Criminal update

Criminal law update

 

Philip Brown explains when the destruction of prohibited dogs is unlawful, as described in R (Ali and others) v Chief Constable of Merseyside [2014] EWHC 4772(Admin).

About the author

Philip Brown specialises in operator licensing and road transport law at AMD Solicitors, Bristol

Facts: The police obtained warrants from a magistrates’ court permitting them to enter and search a home address in order to seize a pit bull terrier. This breed of dog is a prohibited dog for the purposes of Dogs Act (DA) 1991 s1. Two dogs were seized, and following that action the dogs became exempted from the prohibition in section 1(3) of the DA within the requisite period. The exemption scheme provides that the prohibition on a person having, in their possession or custody after the appointed day, a dog to which DA s1(3) applies, does not apply to a dog in respect of which certain specified conditions have been complied with. Having seized the dogs, the police destroyed each dog without any further authority. The claimant in this case raised the issue of whether the destruction order was lawful. The warrants obtained by the police gave no power to destroy the dogs because they were issued under DA s5 and each dog was seized not for the purposes of destruction, but to be retained as evidence of the commission of an offence under the DA.
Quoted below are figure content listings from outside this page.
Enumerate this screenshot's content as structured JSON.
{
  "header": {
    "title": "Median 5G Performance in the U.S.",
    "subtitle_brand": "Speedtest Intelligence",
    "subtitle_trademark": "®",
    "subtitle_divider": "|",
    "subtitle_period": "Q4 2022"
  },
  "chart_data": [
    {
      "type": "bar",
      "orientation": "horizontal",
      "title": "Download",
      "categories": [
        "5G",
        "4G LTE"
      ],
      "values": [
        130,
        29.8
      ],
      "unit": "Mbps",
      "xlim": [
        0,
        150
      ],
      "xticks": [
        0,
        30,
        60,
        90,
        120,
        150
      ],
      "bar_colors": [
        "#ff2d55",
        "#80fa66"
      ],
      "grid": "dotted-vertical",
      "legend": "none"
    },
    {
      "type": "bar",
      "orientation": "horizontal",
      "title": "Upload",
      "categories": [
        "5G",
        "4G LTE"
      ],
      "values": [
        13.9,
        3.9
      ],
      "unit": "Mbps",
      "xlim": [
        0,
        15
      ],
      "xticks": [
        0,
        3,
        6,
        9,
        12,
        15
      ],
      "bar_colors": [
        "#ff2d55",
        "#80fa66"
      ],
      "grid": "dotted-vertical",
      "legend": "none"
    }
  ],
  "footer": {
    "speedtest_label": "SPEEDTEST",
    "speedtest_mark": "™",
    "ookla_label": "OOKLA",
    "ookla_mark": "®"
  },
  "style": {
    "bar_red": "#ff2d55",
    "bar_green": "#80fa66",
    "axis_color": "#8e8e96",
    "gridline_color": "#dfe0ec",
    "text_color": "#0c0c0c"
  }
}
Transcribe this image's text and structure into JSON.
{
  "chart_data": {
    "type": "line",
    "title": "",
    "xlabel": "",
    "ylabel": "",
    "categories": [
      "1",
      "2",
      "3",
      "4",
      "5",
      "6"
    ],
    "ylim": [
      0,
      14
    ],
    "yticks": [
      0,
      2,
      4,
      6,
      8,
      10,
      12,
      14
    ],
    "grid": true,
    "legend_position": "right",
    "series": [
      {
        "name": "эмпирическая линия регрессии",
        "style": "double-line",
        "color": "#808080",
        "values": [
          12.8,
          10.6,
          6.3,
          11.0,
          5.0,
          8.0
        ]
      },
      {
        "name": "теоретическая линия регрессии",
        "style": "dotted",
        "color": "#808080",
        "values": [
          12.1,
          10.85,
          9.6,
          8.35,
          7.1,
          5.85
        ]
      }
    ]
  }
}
The chief constable relied on the fact that in most cases of this nature several years before, dogs were destroyed as a result of the making of a contingent destruction order by the court. The statutory authority states that where a magistrate does not order the destruction of a dog, the dog shall be destroyed unless it is exempted under section 1(3).

In each of the cases referred to, the dogs did become exempt and the Queen’s Bench Division ruled that reliance on a contingent destruction order as giving the authority for the destruction of the dogs was misconceived. The very wording of the order for destruction ceased to have any effect once the dog became exempted within the specified requisite period. The relevant provision uses a similar expression ‘unless the dog is exempted … within the requisite period’ , and the definition of ‘requisite period’ gives a period of two months beginning with the date of the order, unless the period is extended by the court.

The police submission was that it must follow that even if at any time after the dog had become exempt, it ceases to be exempt and loses its exempt status, the order for destruction is, in effect, revived. It was argued on behalf of the police, therefore, that the contingent destruction order could be executed at any time, without recourse to any judicial authority, once the dog as a matter of fact had ceased to be exempted. Effectively, if the chief constable formed the view that a dog had ceased to be exempted, the order for mandatory destruction would apply.

Decision: It was held that the chief constable’s interpretation could not be read into the relevant legislation. There was nothing in the exemption scheme which spelt out the consequences of a dog ceasing to be exempt except that the prohibition on possession is revived. The only way in which a dog could lawfully be destroyed, in circumstances where it was believed that the exemption no longer applied, was to apply to the court or a magistrate for a destruction order under DA s4, s4A or s4B.

Comment: This case, while giving guidance to the police, will also be relevant to any owner of a prohibited dog which is seized and retained on the basis that it is dangerous. Police have no powers to summarily destroy dogs which have ceased to become exempt within the terms of the legislation.